11 Jan, 2013
China Signals Bid to Fix “Unfavorable” WTO Rules
January 11, 2013 – When China joined the World Trade Organization in 2001, one of the frequently mentioned benefits was that China could get a better export conditions through using world trade rules to reduce disputes.
The author is deputy director of the China Institute for WTO Studies at the University of International Business and Economics in Beijing. |
But this is far from the case.
By 2011, China was the most frequently targeted economy of anti-dumping investigations for 17 successive years. The country has been the subject of 52 anti-subsidy investigations since 2004, just one fewer than India’s total for the past 17 years.
In addition, China is also a familiar defendant at the WTO Dispute Settlement Body – appearing 29 times since its accession to the organization, only behind the United States and the European Union by that measurement.
Investments by Chinese businesses, especially State-owned ones, have been frequently blocked over “national security” concerns in developed markets such as the US as well as in developing economies in Africa and Latin America.
What are the real reasons for this trade friction?
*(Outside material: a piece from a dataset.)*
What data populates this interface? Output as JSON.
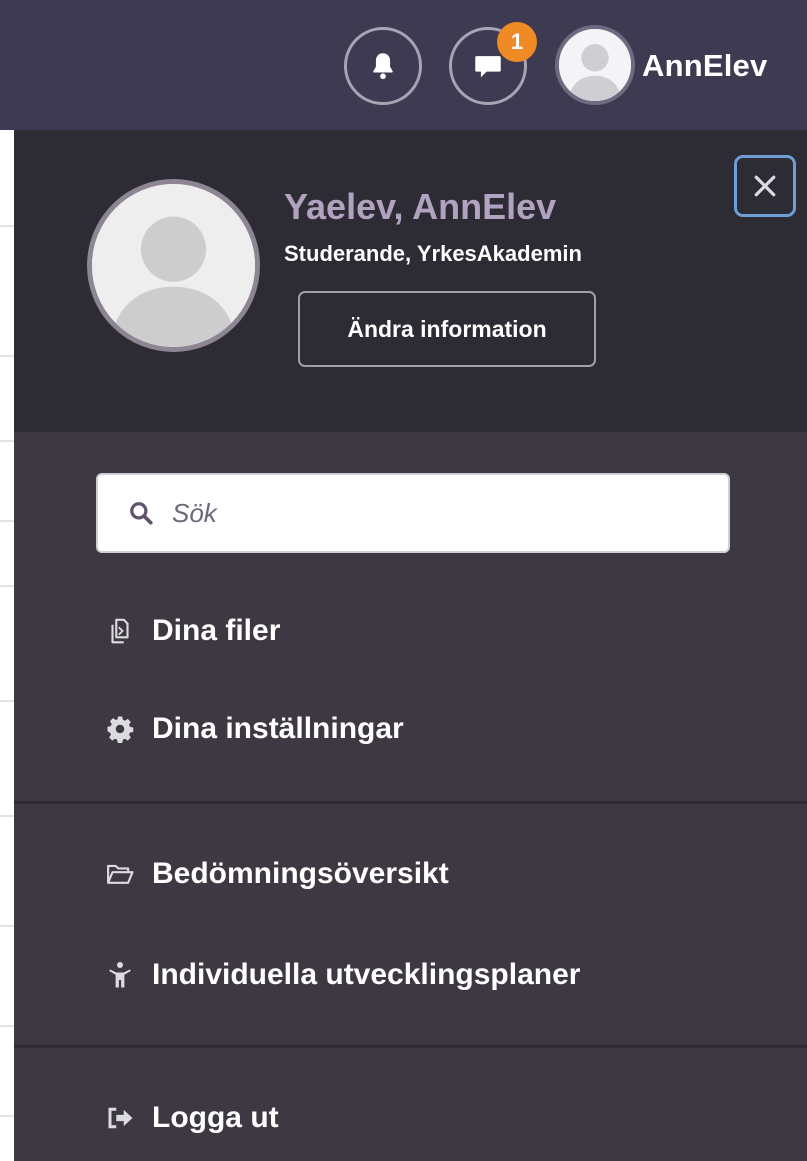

We first need to be clear that this situation has not fundamentally affected China’s trade and economic growth.
Its exports increased almost five times from $325.6 billion in 2002 to $1.9 trillion in 2011, which showed that trade disputes did not have a significant effect on the country’s growing foreign trade.
It is unnecessary to exaggerate the effects of trade disputes and obsure our judgment of the global and domestic situation.
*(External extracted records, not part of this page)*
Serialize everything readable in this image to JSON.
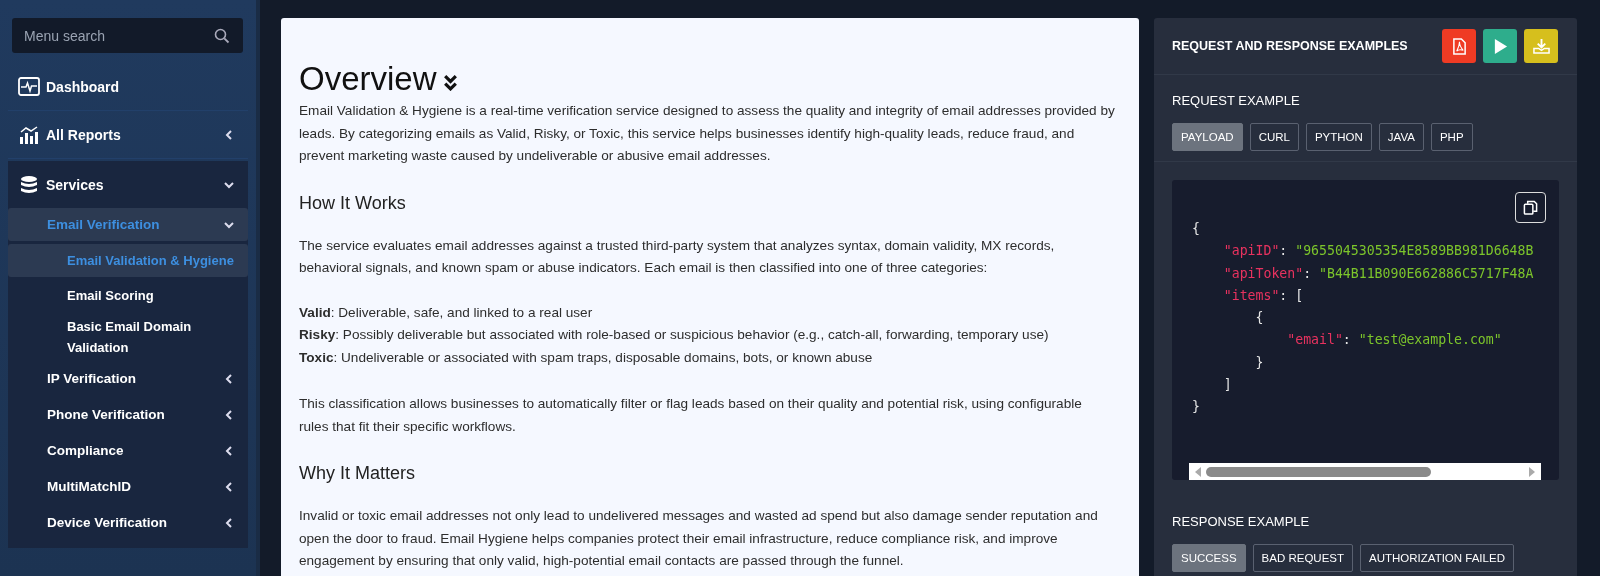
{
  "sidebar": {
    "search": {
      "placeholder": "Menu search"
    },
    "items": [
      {
        "label": "Dashboard",
        "selected": false
      },
      {
        "label": "All Reports",
        "selected": false,
        "expanded": false
      },
      {
        "label": "Services",
        "selected": false,
        "expanded": true,
        "children": [
          {
            "label": "Email Verification",
            "selected": true,
            "expanded": true,
            "children": [
              {
                "label": "Email Validation & Hygiene",
                "selected": true
              },
              {
                "label": "Email Scoring",
                "selected": false
              },
              {
                "label": "Basic Email Domain Validation",
                "selected": false
              }
            ]
          },
          {
            "label": "IP Verification",
            "selected": false,
            "expanded": false
          },
          {
            "label": "Phone Verification",
            "selected": false,
            "expanded": false
          },
          {
            "label": "Compliance",
            "selected": false,
            "expanded": false
          },
          {
            "label": "MultiMatchID",
            "selected": false,
            "expanded": false
          },
          {
            "label": "Device Verification",
            "selected": false,
            "expanded": false
          }
        ]
      }
    ]
  },
  "overview": {
    "title": "Overview",
    "intro": "Email Validation & Hygiene is a real-time verification service designed to assess the quality and integrity of email addresses provided by leads. By categorizing emails as Valid, Risky, or Toxic, this service helps businesses identify high-quality leads, reduce fraud, and prevent marketing waste caused by undeliverable or abusive email addresses.",
    "sections": [
      {
        "heading": "How It Works",
        "blocks": [
          {
            "kind": "paragraph",
            "text": "The service evaluates email addresses against a trusted third-party system that analyzes syntax, domain validity, MX records, behavioral signals, and known spam or abuse indicators. Each email is then classified into one of three categories:"
          },
          {
            "kind": "list",
            "lines": [
              "**Valid**: Deliverable, safe, and linked to a real user",
              "**Risky**: Possibly deliverable but associated with role-based or suspicious behavior (e.g., catch-all, forwarding, temporary use)",
              "**Toxic**: Undeliverable or associated with spam traps, disposable domains, bots, or known abuse"
            ]
          },
          {
            "kind": "paragraph",
            "text": "This classification allows businesses to automatically filter or flag leads based on their quality and potential risk, using configurable rules that fit their specific workflows."
          }
        ]
      },
      {
        "heading": "Why It Matters",
        "blocks": [
          {
            "kind": "paragraph",
            "text": "Invalid or toxic email addresses not only lead to undelivered messages and wasted ad spend but also damage sender reputation and open the door to fraud. Email Hygiene helps companies protect their email infrastructure, reduce compliance risk, and improve engagement by ensuring that only valid, high-potential email contacts are passed through the funnel."
          }
        ]
      }
    ]
  },
  "examples": {
    "title": "REQUEST AND RESPONSE EXAMPLES",
    "actions": [
      {
        "kind": "pdf"
      },
      {
        "kind": "run"
      },
      {
        "kind": "download"
      }
    ],
    "request": {
      "heading": "REQUEST EXAMPLE",
      "tabs": [
        {
          "label": "PAYLOAD",
          "selected": true
        },
        {
          "label": "CURL",
          "selected": false
        },
        {
          "label": "PYTHON",
          "selected": false
        },
        {
          "label": "JAVA",
          "selected": false
        },
        {
          "label": "PHP",
          "selected": false
        }
      ],
      "code": [
        [
          {
            "kind": "punct",
            "text": "{"
          }
        ],
        [
          {
            "kind": "key",
            "text": "    \"apiID\""
          },
          {
            "kind": "punct",
            "text": ": "
          },
          {
            "kind": "string",
            "text": "\"9655045305354E8589BB981D6648B"
          }
        ],
        [
          {
            "kind": "key",
            "text": "    \"apiToken\""
          },
          {
            "kind": "punct",
            "text": ": "
          },
          {
            "kind": "string",
            "text": "\"B44B11B090E662886C5717F48A"
          }
        ],
        [
          {
            "kind": "key",
            "text": "    \"items\""
          },
          {
            "kind": "punct",
            "text": ": ["
          }
        ],
        [
          {
            "kind": "punct",
            "text": "        {"
          }
        ],
        [
          {
            "kind": "key",
            "text": "            \"email\""
          },
          {
            "kind": "punct",
            "text": ": "
          },
          {
            "kind": "string",
            "text": "\"test@example.com\""
          }
        ],
        [
          {
            "kind": "punct",
            "text": "        }"
          }
        ],
        [
          {
            "kind": "punct",
            "text": "    ]"
          }
        ],
        [
          {
            "kind": "punct",
            "text": "}"
          }
        ]
      ]
    },
    "response": {
      "heading": "RESPONSE EXAMPLE",
      "tabs": [
        {
          "label": "SUCCESS",
          "selected": true
        },
        {
          "label": "BAD REQUEST",
          "selected": false
        },
        {
          "label": "AUTHORIZATION FAILED",
          "selected": false
        }
      ]
    }
  }
}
The current rules, established in the early 1990s, result from then common economic patterns and ideas, and favor developed economies. China had to accept the rules as a rising exporter and was thus placed in an unfavorable position from the very outset.
It is true that China is still subject to reform and improvement. We need to reflect the rationality and effectiveness of our moves while striving for the best results in trade disputes under the WTO Dispute Settlement Body.
As for international trade rules, it is necessary to abide by them, even when they are defective, before trying to improve them.
Trade disputes with China are now widening and affecting more industries, and they are more frequently targeted at China’s economic policies, structure and even system. The trend, if not controlled, will increase domestic enterprises’ difficulties in overseas markets, and affect China’s credibility and influence in global governance.
We have to take a strategic approach toward such disputes.
First, resolving trade disputes relies on using and improving international rules.
China should advocate the improvement of these rules, and promote trade and investment liberalization while respecting the needs of developing economies.
China should be a more active player in the establishment of rules. Therefore, we should be geared up for further opening up of the market, which will give us more bargaining power.
Second, our biggest advantage is not being the top exporter but our position as the world’s second-largest importer and biggest recipient of foreign direct investment. We can follow suit in using rule defects and loopholes to overcome trade and investment protectionist measures against China rather than encouraging these actions.
Third, China should improve its handling of trade disputes, and the most important step it can take in this regard is to continue with reform and opening-up and to stick to the market economy.
A greater similarity in economic structure and a deeper inter-dependence in mutual markets will reduce trade disputes between China and its partners.